Schroder Investment Management introduced the fourth stage of a series of guaranteed fund offerings to Hong Kong investors earlier this week.

"Guaranteed funds have a genuine part to play in investment management," says James Campion, director and regional head of mutual funds. "We are trying to find a solution for savers concerned about falling interest rates. There are regular market cycles in the United Kingdom – there have been many recessions – and we have developed a sense for what investors are thinking."

Campion adds given the chaos following the terrorist attacks in America the day after the fund was launched, Schroders is allowing people who bought it to unsubscribe without penalty in the next few days.

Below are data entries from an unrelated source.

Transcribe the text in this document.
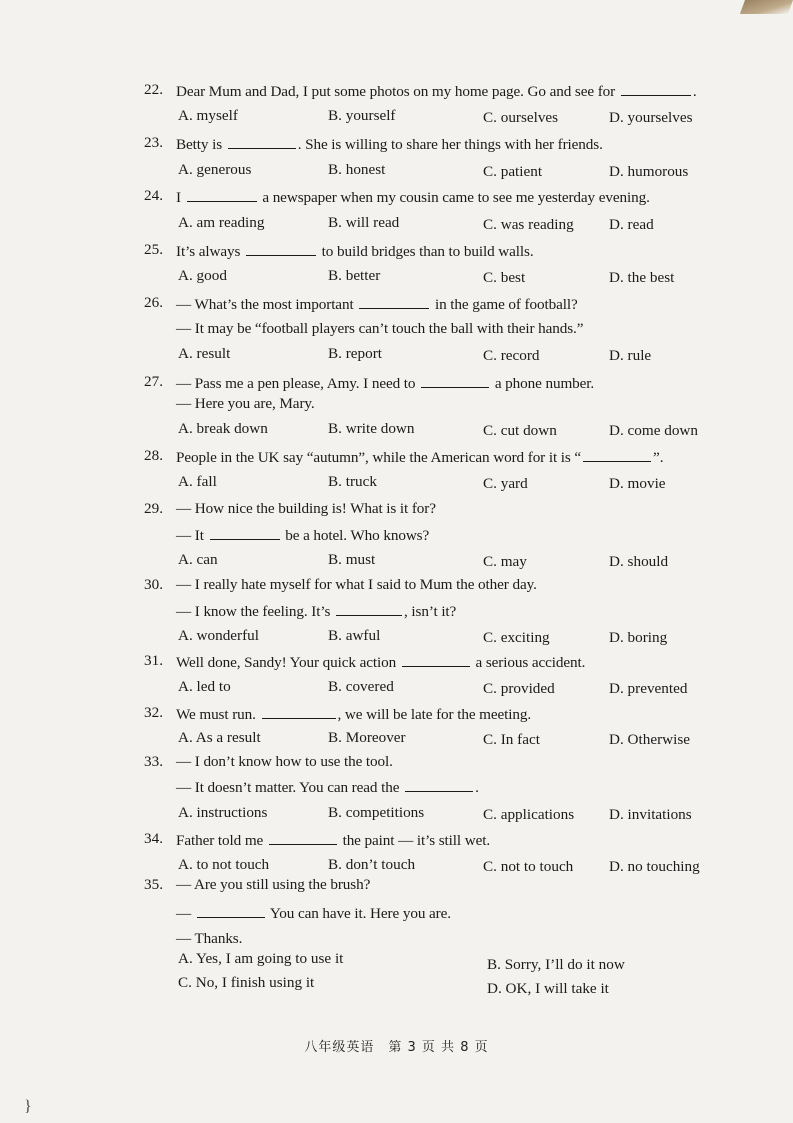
22. Dear Mum and Dad, I put some photos on my home page. Go and see for	.
A. myself	B. yourself	C. ourselves	D. yourselves
23. Betty is	. She is willing to share her things with her friends.
A. generous	B. honest	C. patient	D. humorous
24. I	a newspaper when my cousin came to see me yesterday evening.
A. am reading	B. will read	C. was reading D. read
25. It’s always	to build bridges than to build walls.
A. good	B. better	C. best	D. the best
26. — What’s the most important	in the game of football?
— It may be “football players can’t touch the ball with their hands.”
A. result	B. report	C. record	D. rule
27. — Pass me a pen please, Amy. I need to	a phone number.
— Here you are, Mary.
A. break down	B. write down	C. cut down	D. come down
28. People in the UK say “autumn”, while the American word for it is “	”.
A. fall	B. truck	C. yard	D. movie
29. — How nice the building is! What is it for?
— It	be a hotel. Who knows?
A. can	B. must	C. may	D. should
30. — I really hate myself for what I said to Mum the other day.
— I know the feeling. It’s	, isn’t it?
A. wonderful	B. awful	C. exciting	D. boring
31. Well done, Sandy! Your quick action	a serious accident.
A. led to	B. covered	C. provided	D. prevented
32. We must run.	, we will be late for the meeting.
A. As a result	B. Moreover	C. In fact	D. Otherwise
33. — I don’t know how to use the tool.
— It doesn’t matter. You can read the	.
A. instructions	B. competitions	C. applications D. invitations
34. Father told me	the paint — it’s still wet.
A. to not touch	B. don’t touch	C. not to touch D. no touching
35. — Are you still using the brush?
—	You can have it. Here you are.
— Thanks.
A. Yes, I am going to use it	B. Sorry, I’ll do it now
C. No, I finish using it	D. OK, I will take it
八年级英语　第 3 页 共 8 页
}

Global interest rates, already low, may certainly fall further as the United States Federal Reserve Bank contemplates shoring confidence in the American economy and dollar. Low rates have already allowed fund houses in Hong Kong to raise record sizes of assets in guaranteed products this year.

Campion notes, however, that Schroders had capped its previously three guaranteed offerings. "We have been trying to get a sense of what demand is like," he says. The first $123 million fund's underlying assets comprised European equities and emerging-market debt, while the subsequent two (one $151 million, the other $300 million) looked at global technology stocks.

This latest offering, which aims to raise another $300 million, provides exposure to global equities, with 40% in the United States and 30% each in Europe and Asia. It will be managed by Schroders' structured investment team in London.

The average participation rate of the first three funds is 35%. About 90% of the assets are invested in bonds, the remainder in options designed to enhance the value of the underlying security. The participation rate for the fourth fund will be known after subscriptions close on 12 October. There is no redemption or front-end load; management fees have not been finalized but will be in the range of 1.70-1.85%.